Since decimal uses a scaling factor of multiples of 10, numbers like 0.1 can be represented exactly. In essence, the decimal type represents this as 1 / 10 ^ 1, whereas a double would represent this as 104857 / 2 ^ 20 (in reality it would be more like really-big-number / 2 ^ 1023).
A decimal can exactly represent any base 10 value with up to 28/29 significant digits (like 0.1). A double can't.
My understanding is that most financial systems express currency using integers -- i.e., counting everything in cents.
IEEE double precision actually can represent all integers exactly in the range -2^53 through +2^53. (Hacker's Delight, pg. 262) If you use only addition, subtraction and multiplication, and keep everything to integers within this range then you should see no loss of precision. I'd be very wary of division or more complex operations, however.
Using double when you don't know what you are doing is unsuitable.
"double" can represent an amount of a trillion dollars with an error of 1/90th of a cent. So you will get highly precise results. Want to calculate how much it costs to put a man on Mars and get him back alive? double will do just fine.
But with money there are often very specific rules saying that a certain calculation must give a certain result and no other. If you calculate an amount that is very very very close to $98.135 then there will often be a rule that determines whether the result should be $98.14 or $98.13 and you must follow that rule and get the result that is required.

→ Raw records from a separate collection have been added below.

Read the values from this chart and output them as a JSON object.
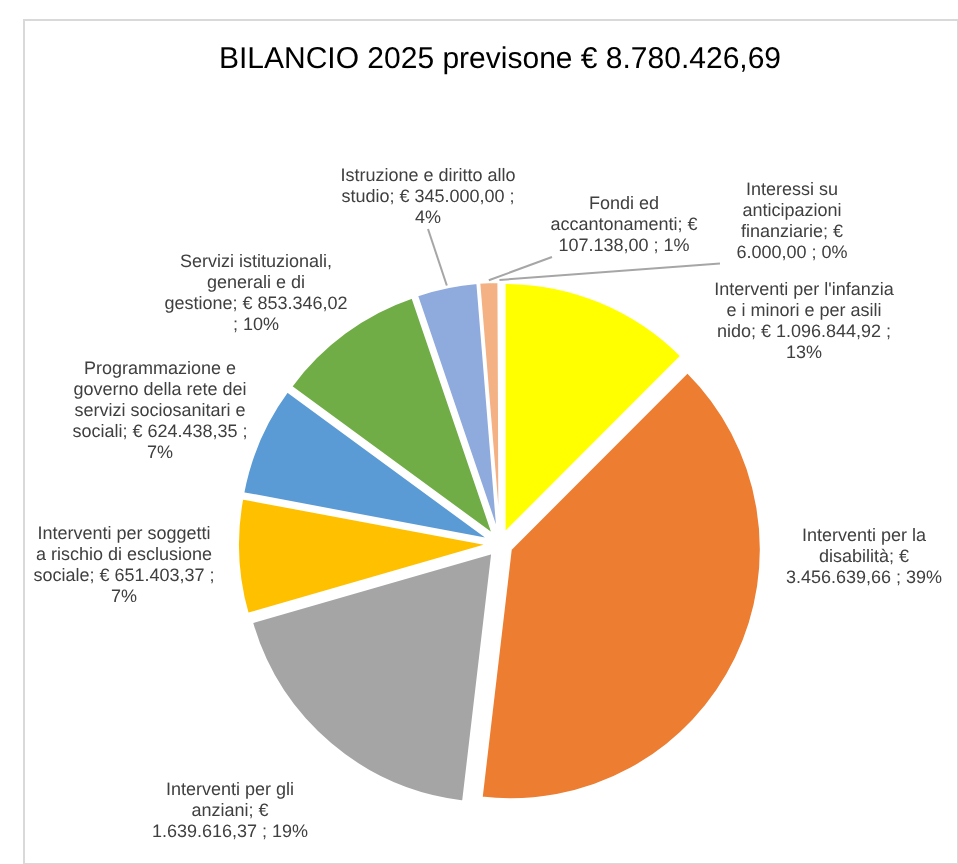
{
  "chart_data": {
    "type": "pie",
    "title": "BILANCIO 2025 previsone € 8.780.426,69",
    "categories": [
      "Interventi per l'infanzia e i minori e per asili nido",
      "Interventi per la disabilità",
      "Interventi per gli anziani",
      "Interventi per soggetti a rischio di esclusione sociale",
      "Programmazione e governo della rete dei servizi sociosanitari e sociali",
      "Servizi istituzionali, generali e di gestione",
      "Istruzione e diritto allo studio",
      "Fondi ed accantonamenti",
      "Interessi su anticipazioni finanziarie"
    ],
    "values": [
      1096844.92,
      3456639.66,
      1639616.37,
      651403.37,
      624438.35,
      853346.02,
      345000.0,
      107138.0,
      6000.0
    ],
    "value_labels": [
      "€ 1.096.844,92 ; 13%",
      "€ 3.456.639,66 ; 39%",
      "€ 1.639.616,37 ; 19%",
      "€ 651.403,37 ; 7%",
      "€ 624.438,35 ; 7%",
      "€ 853.346,02 ; 10%",
      "€ 345.000,00 ; 4%",
      "€ 107.138,00 ; 1%",
      "€ 6.000,00 ; 0%"
    ],
    "colors": [
      "#ffff00",
      "#ed7d31",
      "#a5a5a5",
      "#ffc000",
      "#5b9bd5",
      "#70ad47",
      "#8faadc",
      "#f4b183",
      "#9dc3e6"
    ],
    "legend": false
  }
}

Depending on where you live, using 64 bit integers to represent cents or pennies or kopeks or whatever is the smallest unit in your country will usually work just fine. For example, 64 bit signed integers representing cents can represent values up to 92,223 trillion dollars. 32 bit integers are usually unsuitable.
No a double will always have rounding errors, use "decimal" if you're on .Net...
Actually floating-point double is perfectly well suited to representing amounts of money as long as you pick a suitable unit.
See http://www.idinews.com/moneyRep.html
So is fixed-point long. Either consumes 8 bytes, surely preferable to the 16 consumed by a decimal item.
Whether or not something works (i.e. yields the expected and correct result) is not a matter of either voting or individual preference. A technique either works or it doesn't.